Events in Westminster and Union Mills on June 28, 29 and 30 in 1863 later proved to be pivotal for what eventually became the Battle of Gettysburg, which took place July 1-3 that same year. That battle, only a short distance from the Maryland line, was arguably the turning point in the Civil War.

On June 28, Carroll County began paying its respects to that history with services at the Corbit's Charge monument on Court Street and at the Ascension Church cemetery. The services were followed by a guided tour of the battle scene, led by military historian Daniel Pyle.

On June 29 and 30, the historic commemorations moved north of Westminster — closer to Gettysburg and Carroll's appointment with immortality — to a living history event, "Citizen Meets Soldier," at the Shriver family Union Mills Homestead.

Sam Riley, a member of the Homestead board of governors, explained that the purpose of the program, "was to commemorate the events of 150 years ago … (which were) defining events in terms of the history of our community and our country."

For several days in June,1863, just before the Battle of Gettysburg, thousands of Confederate troops camped at the Union Mills Homestead, followed less than half a day later by Union troops at the same site.

"There was not a battle here," said Jane Sharpe, chairwoman of the Homestead's living history program and a member of its board of governors. "We wanted to highlight how people felt. How the war impacted families. Where else can you walk in the footsteps of history where citizen met soldier?"

"For me, the fascinating part of the history of the war was how strongly the families felt about their differences of opinion," said Jim Shriver, a descendant of William Shriver, whose pro-South feelings in the 1860s were in direct contrast to those of his brother, Andrew. "It's one thing to talk about your convictions. ... But then all of the sudden, the reality of the war and their differences was at their doorstep. It certainly adds a human aspect to the war."
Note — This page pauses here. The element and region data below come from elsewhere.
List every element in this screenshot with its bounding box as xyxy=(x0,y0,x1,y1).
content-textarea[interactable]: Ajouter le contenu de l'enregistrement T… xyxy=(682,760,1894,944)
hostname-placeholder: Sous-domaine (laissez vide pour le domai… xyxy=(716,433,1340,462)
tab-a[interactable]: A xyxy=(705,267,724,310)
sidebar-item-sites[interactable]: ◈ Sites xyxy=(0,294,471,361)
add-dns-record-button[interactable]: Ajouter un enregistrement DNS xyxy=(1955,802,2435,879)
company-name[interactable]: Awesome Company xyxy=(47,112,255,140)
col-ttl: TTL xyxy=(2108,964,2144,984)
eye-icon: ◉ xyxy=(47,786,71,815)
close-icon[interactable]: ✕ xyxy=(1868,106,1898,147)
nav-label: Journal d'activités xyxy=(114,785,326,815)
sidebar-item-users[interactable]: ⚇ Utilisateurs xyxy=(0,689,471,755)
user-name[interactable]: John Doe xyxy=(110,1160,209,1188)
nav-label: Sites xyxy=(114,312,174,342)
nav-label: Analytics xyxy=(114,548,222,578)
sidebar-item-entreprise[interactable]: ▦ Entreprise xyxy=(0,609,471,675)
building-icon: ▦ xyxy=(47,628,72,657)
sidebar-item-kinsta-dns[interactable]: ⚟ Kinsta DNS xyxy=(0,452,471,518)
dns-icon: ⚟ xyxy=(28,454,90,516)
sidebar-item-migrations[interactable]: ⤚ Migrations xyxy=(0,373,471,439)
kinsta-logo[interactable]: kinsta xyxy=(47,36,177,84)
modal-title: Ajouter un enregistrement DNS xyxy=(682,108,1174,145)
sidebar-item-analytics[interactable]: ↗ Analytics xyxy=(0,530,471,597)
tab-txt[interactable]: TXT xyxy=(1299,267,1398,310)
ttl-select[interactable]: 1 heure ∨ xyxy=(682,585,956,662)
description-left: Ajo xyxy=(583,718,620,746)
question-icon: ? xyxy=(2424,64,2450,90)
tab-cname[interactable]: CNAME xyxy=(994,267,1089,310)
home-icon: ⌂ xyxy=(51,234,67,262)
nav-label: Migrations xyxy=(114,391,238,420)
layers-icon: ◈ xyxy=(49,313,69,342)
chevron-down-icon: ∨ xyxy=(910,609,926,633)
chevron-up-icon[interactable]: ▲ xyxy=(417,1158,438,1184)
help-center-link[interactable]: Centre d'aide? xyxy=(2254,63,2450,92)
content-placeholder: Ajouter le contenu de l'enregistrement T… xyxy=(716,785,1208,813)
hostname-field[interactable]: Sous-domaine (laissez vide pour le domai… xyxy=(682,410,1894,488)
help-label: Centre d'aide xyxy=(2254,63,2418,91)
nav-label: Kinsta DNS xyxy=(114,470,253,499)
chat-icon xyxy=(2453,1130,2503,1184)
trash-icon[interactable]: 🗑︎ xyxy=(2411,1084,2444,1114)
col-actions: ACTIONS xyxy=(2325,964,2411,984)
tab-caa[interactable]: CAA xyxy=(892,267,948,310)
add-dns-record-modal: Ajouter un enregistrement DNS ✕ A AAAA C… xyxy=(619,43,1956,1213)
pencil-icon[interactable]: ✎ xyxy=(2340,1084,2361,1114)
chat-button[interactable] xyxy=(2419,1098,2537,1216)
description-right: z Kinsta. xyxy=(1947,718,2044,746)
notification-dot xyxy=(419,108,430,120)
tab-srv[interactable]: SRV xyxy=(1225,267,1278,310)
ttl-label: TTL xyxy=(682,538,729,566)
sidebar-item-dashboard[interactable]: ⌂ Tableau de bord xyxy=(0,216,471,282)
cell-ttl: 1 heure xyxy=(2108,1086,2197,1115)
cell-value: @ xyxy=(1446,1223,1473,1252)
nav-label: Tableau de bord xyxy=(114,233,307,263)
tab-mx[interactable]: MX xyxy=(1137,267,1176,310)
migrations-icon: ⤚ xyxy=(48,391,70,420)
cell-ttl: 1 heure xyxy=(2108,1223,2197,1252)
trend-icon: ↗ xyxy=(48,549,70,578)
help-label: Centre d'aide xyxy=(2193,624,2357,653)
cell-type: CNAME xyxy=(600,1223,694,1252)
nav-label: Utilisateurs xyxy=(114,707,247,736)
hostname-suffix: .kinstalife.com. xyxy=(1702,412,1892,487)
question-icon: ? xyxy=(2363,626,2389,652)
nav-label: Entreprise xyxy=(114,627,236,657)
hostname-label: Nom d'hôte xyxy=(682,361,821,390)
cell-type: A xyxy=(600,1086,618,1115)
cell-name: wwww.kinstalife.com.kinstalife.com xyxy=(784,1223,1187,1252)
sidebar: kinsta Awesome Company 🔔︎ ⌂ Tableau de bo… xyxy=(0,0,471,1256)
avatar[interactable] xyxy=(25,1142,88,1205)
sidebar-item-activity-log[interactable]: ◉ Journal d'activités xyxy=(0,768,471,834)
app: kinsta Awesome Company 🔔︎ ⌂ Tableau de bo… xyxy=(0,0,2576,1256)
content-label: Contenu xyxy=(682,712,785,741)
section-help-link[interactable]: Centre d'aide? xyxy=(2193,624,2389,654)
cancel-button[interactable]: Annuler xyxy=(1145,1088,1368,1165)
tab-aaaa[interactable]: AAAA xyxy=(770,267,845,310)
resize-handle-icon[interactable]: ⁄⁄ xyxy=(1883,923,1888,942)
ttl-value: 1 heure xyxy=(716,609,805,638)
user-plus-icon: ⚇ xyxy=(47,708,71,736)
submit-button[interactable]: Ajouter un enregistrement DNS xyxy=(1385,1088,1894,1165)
One of the many highlights of the program at Union Mills was a performance by the Federal City Brass Band, featuring the historic instruments of the day.

Westminster Municipal Band members Sandy and Dave Miller were there for the concert. "The Federal City Brass Band's music transplants those listening to a time 150 years ago, a time that was filled with cannons and shots fired… But also a time when music does what it still does today, calms and brings a sense of peace," said Sandy Miller, the director of the Westminster Band.

Afterward, Pyle reflected upon the weekend. "We are the united country we are today because of sacrifices," he said. "If we don't remember what made this country it is today, we'll start falling apart. What did General Robert E. Lee say? … It's a good thing war is hell…"

Carroll County should be proud of its thoughtful approach of paying the proper homage and respect to a horrible conflict 150 years ago.